There was no warmth left in him, not for anyone. Just that quiet, unsettling stillness. Like he was trying to understand what made you tick, just so he could take it apart later.
He didn’t crack jokes anymore. Didn’t patch your wounds or offer reassurance after close calls. He hovered—too close in hallways, his breath ghosting the back of your neck, and yet maddeningly distant when you reached for something real. His presence was inescapable, pressing in like a shadow you couldn’t shake.
You started waking in the middle of the night, skin prickling, the air charged like a storm was building. You’d turn over in bed, heart thudding—and there he’d be. Standing still in the dark. Always watching. Sometimes he turned away fast enough to pretend he hadn’t been caught. Sometimes he didn’t bother.

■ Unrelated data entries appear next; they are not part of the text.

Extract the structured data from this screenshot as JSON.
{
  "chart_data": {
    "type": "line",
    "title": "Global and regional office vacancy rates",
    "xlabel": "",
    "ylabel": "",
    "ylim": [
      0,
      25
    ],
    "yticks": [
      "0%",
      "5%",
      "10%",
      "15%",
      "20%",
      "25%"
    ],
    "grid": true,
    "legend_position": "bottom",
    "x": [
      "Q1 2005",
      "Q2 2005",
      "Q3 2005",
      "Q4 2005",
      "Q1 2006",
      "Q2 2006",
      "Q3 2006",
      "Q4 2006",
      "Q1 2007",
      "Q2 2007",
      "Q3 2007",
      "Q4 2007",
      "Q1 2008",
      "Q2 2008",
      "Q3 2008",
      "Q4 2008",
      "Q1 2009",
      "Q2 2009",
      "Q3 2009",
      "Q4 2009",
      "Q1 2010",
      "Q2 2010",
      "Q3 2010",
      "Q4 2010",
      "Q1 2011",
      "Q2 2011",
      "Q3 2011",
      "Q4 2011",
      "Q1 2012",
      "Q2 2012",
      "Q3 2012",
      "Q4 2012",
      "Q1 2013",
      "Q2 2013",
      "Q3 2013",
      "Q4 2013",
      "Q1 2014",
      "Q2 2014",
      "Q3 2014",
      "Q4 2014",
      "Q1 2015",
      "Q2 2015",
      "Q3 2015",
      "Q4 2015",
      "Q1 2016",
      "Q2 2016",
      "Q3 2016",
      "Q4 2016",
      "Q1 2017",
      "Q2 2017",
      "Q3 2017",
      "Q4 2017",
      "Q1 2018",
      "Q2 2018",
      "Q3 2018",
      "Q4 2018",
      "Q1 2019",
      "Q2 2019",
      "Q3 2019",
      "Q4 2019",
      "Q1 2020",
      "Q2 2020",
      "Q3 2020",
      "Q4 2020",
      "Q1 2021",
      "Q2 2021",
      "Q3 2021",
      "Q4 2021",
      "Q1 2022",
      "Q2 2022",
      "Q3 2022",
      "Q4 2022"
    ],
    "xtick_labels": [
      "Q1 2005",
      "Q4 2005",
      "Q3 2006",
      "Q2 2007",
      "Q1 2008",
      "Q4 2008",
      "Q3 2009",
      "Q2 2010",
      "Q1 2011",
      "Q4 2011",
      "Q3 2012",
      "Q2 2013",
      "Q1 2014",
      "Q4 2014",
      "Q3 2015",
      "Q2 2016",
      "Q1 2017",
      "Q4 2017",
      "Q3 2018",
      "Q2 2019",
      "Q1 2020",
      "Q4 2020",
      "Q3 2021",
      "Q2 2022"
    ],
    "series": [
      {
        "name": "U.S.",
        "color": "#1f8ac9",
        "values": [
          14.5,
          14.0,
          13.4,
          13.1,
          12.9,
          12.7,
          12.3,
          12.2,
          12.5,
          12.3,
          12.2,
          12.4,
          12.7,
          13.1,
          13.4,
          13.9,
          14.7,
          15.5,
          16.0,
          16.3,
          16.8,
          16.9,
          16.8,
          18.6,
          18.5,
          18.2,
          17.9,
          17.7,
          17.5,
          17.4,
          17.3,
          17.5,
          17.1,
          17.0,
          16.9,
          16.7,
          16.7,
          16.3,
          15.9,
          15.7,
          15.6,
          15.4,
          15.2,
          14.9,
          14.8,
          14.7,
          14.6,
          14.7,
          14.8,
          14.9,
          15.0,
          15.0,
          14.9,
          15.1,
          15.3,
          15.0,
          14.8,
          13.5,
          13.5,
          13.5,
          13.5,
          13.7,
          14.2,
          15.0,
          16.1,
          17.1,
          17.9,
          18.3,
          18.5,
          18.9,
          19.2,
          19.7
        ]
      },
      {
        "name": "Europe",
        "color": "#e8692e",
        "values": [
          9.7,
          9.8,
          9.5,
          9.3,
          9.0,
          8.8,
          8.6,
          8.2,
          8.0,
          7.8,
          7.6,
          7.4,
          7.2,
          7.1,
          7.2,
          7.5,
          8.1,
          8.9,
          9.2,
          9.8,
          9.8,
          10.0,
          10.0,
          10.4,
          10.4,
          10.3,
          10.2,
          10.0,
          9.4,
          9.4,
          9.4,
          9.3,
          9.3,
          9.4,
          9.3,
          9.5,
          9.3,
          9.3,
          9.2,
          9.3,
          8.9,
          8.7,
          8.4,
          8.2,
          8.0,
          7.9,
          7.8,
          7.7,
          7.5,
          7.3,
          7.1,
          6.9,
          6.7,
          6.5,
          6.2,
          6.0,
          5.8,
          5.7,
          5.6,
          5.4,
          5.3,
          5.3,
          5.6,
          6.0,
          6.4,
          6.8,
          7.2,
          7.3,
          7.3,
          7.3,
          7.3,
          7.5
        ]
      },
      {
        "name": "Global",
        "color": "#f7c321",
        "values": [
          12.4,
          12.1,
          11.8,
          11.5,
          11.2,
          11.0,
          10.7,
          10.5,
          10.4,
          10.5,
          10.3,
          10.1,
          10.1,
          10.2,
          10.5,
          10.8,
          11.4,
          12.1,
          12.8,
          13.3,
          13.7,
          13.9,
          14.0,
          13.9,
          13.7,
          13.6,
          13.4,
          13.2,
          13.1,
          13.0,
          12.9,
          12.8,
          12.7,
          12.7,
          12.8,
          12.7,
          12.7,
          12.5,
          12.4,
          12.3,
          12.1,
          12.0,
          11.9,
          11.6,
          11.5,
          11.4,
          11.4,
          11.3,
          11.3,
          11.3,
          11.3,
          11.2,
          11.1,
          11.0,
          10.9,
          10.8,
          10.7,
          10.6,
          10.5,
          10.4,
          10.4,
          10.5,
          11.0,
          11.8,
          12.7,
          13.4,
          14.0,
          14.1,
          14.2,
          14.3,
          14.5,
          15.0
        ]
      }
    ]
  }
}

But he never touched you. Not once. Until tonight.
The hunt had been brutal but short—sharp, bloody work that left your nerves raw and your clothes damp with sweat and someone else’s blood. You expected the usual: a few muttered words, a cold shower, maybe rest.
But the second the motel door shut behind you, you felt it shift.
His eyes burned into your back as you moved around the room. The air felt too thin. You turned—and he didn’t look away. His jaw was clenched, fists tight at his sides. Something inside him was shaking loose, unraveling inch by inch. That wasn’t fear in his eyes. It was hunger.
“God," he muttered, the word rough, pulled from somewhere deep. “I want to tear you apart.”
Then he was moving. Purposeful. No hesitation, no conscience. Whatever part of Sam once held back was long gone, hollowed out and left behind. What stood in front of you now wasn’t love. It wasn’t even lust. It was obsession.